Je dirais qu’il est essentiel de toujours garder une bonne dose de passion et d’inspiration. Ce que j’ai fait, en grandissant dans le monde du volley, c’est m’inspirer des plus grands. Aujourd’hui, en France, je vois de nombreux joueurs très inspirants. Je ne parle pas de moi, mais de mes coéquipiers, qui comptent parmi les meilleurs à leur poste.
Je pense que cela s’applique à tous les sports. Il est important de regarder, d’apprendre, de s’inspirer. En France, nous avons la chance d’avoir des structures bien développées. Cette richesse permet à chacun de pratiquer et de s’épanouir dans le sport qu’il aime. Le conseil ultime que je donnerais, c’est de toujours pratiquer un sport par passion et par plaisir. Devenir sportif professionnel, c’est un rêve que beaucoup nourrissent, mais peu réalisent. Et même pour ceux qui y parviennent, ce n’est pas forcément la vie idéale qu’on imagine. C’est une vie qui exige de nombreux sacrifices.
Je suis conscient d’être chanceux d’avoir vécu cette expérience, mais elle comporte aussi ses défis. Que l’on pratique un sport pour en faire un métier ou simplement pour le plaisir, l’important est de toujours préserver cette joie. Si on n’éprouve plus de plaisir, il faut se poser les bonnes questions et réfléchir à ce que l’on souhaite faire vraiment.
« Zidane m’a marqué par son calme »
Y a-t-il un ou plusieurs sportifs qui vous inspirent ?
J’ai plusieurs sources d’inspiration. Je ne pourrais pas citer un nom en particulier, car chacun m’a apporté quelque chose de différent. Par exemple, un joueur pouvait m’inspirer par son caractère et le charisme qu’il dégageait, un autre par son style, un autre encore par sa manière de jouer ou de faire une passe.

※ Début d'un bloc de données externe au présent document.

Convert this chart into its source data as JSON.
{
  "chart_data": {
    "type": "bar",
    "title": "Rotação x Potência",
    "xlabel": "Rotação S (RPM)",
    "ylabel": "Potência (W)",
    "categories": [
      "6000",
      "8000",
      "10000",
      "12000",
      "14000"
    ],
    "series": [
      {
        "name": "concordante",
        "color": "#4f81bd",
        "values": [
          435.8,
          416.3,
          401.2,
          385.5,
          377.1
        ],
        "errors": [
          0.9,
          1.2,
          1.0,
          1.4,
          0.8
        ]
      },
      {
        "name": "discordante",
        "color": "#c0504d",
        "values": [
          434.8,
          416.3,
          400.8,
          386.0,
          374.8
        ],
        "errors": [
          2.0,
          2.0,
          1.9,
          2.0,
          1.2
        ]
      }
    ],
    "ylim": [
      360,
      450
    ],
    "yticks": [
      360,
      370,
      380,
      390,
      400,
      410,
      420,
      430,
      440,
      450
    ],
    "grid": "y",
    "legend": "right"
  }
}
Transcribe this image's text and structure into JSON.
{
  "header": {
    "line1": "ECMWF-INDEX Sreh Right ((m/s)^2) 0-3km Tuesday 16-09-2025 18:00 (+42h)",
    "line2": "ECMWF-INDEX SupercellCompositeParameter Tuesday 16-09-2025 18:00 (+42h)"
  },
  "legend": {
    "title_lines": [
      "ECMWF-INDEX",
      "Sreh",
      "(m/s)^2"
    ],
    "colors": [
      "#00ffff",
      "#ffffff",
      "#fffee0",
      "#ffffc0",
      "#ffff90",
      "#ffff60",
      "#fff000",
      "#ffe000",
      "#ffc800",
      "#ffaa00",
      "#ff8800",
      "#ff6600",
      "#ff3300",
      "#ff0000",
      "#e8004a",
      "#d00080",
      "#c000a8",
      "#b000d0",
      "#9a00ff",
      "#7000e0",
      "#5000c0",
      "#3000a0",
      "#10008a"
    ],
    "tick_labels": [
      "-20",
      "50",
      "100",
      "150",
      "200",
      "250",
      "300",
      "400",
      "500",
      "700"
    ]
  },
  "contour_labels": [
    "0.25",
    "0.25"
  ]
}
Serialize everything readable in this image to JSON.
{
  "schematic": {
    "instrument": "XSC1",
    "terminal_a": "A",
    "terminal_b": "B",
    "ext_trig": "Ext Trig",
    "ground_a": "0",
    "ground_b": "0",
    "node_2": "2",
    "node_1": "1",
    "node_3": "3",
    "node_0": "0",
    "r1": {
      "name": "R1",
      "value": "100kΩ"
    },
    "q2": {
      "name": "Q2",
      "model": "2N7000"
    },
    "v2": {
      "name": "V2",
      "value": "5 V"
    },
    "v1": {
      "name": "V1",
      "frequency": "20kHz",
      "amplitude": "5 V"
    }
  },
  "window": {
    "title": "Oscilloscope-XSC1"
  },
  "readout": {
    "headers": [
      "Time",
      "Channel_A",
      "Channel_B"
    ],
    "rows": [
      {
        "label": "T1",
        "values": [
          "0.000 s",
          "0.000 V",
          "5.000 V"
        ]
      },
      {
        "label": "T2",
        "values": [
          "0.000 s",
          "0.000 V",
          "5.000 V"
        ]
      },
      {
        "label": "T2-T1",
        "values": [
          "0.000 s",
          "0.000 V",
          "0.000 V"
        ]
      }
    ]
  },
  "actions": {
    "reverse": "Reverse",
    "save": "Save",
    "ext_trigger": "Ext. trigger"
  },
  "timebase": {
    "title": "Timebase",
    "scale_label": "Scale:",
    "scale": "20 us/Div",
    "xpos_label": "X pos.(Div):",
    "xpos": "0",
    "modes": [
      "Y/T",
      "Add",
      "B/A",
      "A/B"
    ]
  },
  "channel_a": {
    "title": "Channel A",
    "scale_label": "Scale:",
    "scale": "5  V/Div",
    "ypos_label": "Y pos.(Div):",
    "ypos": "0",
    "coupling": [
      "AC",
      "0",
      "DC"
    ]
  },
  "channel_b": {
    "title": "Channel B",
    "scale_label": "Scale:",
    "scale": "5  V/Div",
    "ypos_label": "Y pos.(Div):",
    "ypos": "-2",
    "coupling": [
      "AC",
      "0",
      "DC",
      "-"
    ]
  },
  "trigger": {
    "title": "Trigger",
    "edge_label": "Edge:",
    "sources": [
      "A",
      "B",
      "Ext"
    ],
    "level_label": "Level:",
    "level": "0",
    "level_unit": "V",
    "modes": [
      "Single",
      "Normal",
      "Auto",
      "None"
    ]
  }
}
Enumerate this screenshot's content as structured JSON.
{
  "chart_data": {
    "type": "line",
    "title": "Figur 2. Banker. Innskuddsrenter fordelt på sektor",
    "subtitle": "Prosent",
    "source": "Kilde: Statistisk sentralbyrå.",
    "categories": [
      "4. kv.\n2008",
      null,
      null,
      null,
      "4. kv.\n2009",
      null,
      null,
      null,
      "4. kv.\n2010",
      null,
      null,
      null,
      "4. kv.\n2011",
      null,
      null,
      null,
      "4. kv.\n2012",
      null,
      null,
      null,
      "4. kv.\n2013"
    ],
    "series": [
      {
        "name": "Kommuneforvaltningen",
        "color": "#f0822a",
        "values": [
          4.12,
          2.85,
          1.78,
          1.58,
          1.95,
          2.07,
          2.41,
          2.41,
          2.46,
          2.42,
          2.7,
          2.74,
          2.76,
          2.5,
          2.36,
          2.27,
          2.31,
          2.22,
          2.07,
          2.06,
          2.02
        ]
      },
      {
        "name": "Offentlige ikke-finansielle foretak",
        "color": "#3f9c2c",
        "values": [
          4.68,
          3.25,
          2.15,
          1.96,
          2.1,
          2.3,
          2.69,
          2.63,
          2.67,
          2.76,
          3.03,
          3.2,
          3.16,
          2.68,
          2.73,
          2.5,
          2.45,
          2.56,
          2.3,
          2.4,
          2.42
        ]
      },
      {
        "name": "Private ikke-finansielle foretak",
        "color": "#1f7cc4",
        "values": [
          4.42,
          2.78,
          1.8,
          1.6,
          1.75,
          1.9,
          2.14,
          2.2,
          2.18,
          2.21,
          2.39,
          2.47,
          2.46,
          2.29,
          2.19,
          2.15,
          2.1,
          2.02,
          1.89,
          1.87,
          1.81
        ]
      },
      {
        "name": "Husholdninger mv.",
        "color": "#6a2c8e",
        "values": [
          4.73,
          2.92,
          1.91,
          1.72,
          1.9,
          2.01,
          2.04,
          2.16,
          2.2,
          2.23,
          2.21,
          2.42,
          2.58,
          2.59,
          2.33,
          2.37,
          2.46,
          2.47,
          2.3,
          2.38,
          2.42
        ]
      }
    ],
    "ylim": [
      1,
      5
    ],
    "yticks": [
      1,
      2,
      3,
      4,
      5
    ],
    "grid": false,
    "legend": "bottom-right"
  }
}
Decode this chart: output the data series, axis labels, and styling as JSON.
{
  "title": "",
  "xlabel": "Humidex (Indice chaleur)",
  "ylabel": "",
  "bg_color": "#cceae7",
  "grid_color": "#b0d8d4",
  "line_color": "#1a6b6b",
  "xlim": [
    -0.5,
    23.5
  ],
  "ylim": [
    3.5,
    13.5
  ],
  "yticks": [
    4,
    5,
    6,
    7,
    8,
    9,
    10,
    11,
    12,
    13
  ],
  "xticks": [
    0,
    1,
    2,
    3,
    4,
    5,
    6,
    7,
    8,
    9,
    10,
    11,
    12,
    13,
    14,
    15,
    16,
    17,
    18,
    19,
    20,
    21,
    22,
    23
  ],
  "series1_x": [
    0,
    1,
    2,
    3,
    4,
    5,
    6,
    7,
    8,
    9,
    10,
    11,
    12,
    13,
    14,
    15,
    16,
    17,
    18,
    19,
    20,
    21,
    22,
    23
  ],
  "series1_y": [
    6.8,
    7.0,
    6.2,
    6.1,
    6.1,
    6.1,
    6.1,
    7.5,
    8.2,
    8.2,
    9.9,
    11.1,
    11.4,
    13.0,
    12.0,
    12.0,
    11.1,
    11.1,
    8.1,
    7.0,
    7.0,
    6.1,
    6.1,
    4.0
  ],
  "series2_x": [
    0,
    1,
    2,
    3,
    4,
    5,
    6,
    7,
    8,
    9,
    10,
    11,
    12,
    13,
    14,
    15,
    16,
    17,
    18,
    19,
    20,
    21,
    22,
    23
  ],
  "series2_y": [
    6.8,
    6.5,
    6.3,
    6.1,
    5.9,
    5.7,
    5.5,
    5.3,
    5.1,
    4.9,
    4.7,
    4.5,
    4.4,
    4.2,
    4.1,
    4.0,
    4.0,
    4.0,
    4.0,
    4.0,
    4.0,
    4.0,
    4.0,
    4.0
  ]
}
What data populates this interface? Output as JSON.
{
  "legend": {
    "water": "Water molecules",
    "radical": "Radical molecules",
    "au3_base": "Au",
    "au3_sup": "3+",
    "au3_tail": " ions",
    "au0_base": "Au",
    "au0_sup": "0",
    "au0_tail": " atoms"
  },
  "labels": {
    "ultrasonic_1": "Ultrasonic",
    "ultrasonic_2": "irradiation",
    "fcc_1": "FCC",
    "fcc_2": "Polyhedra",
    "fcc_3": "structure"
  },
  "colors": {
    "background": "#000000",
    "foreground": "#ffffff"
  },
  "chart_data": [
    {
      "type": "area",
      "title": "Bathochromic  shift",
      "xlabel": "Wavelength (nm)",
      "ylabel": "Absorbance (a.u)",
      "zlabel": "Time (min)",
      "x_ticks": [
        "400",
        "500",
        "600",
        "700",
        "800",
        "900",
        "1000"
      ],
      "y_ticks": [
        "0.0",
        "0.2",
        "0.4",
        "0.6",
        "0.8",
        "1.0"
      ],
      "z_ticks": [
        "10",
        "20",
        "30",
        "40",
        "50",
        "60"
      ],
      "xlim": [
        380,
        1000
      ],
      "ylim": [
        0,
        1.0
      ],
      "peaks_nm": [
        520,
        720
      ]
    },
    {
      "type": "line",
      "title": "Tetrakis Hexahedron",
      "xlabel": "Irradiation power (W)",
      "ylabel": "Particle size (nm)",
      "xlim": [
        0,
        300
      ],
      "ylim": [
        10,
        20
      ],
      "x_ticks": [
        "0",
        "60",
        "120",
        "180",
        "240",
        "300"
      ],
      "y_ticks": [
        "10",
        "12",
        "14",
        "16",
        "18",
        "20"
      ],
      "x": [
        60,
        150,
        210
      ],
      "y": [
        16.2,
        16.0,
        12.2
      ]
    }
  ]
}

Ce n’est pas limité au volley. Dans le football, Zidane m’a marqué par son calme, Federer pour son élégance et sa sérénité, et Nadal pour sa hargne et sa détermination. Ce n’est pas qu’un seul joueur qui m’inspire, mais plutôt un mélange : je prends des éléments de chacun, que ce soit leur attitude, leur technique ou leur personnalité.
C’est comme ça que je l’ai toujours perçu, notamment dans le volley. Je préfère m’enrichir des forces de plusieurs modèles plutôt que de me concentrer sur un seul.
Comment aimeriez-vous qu’on se souvienne de Yacine Louati, tant en tant que joueur de volley qu’en tant qu’homme, après votre carrière ?
Pour moi, il est essentiel de me montrer aussi humain et généreux que possible. Comme je le disais, être sportif de haut niveau demande de nombreux sacrifices, mais cela m’a aussi offert des opportunités incroyables. Je me considère vraiment chanceux dans la vie. Grâce au volley, j’ai vécu des expériences extraordinaires.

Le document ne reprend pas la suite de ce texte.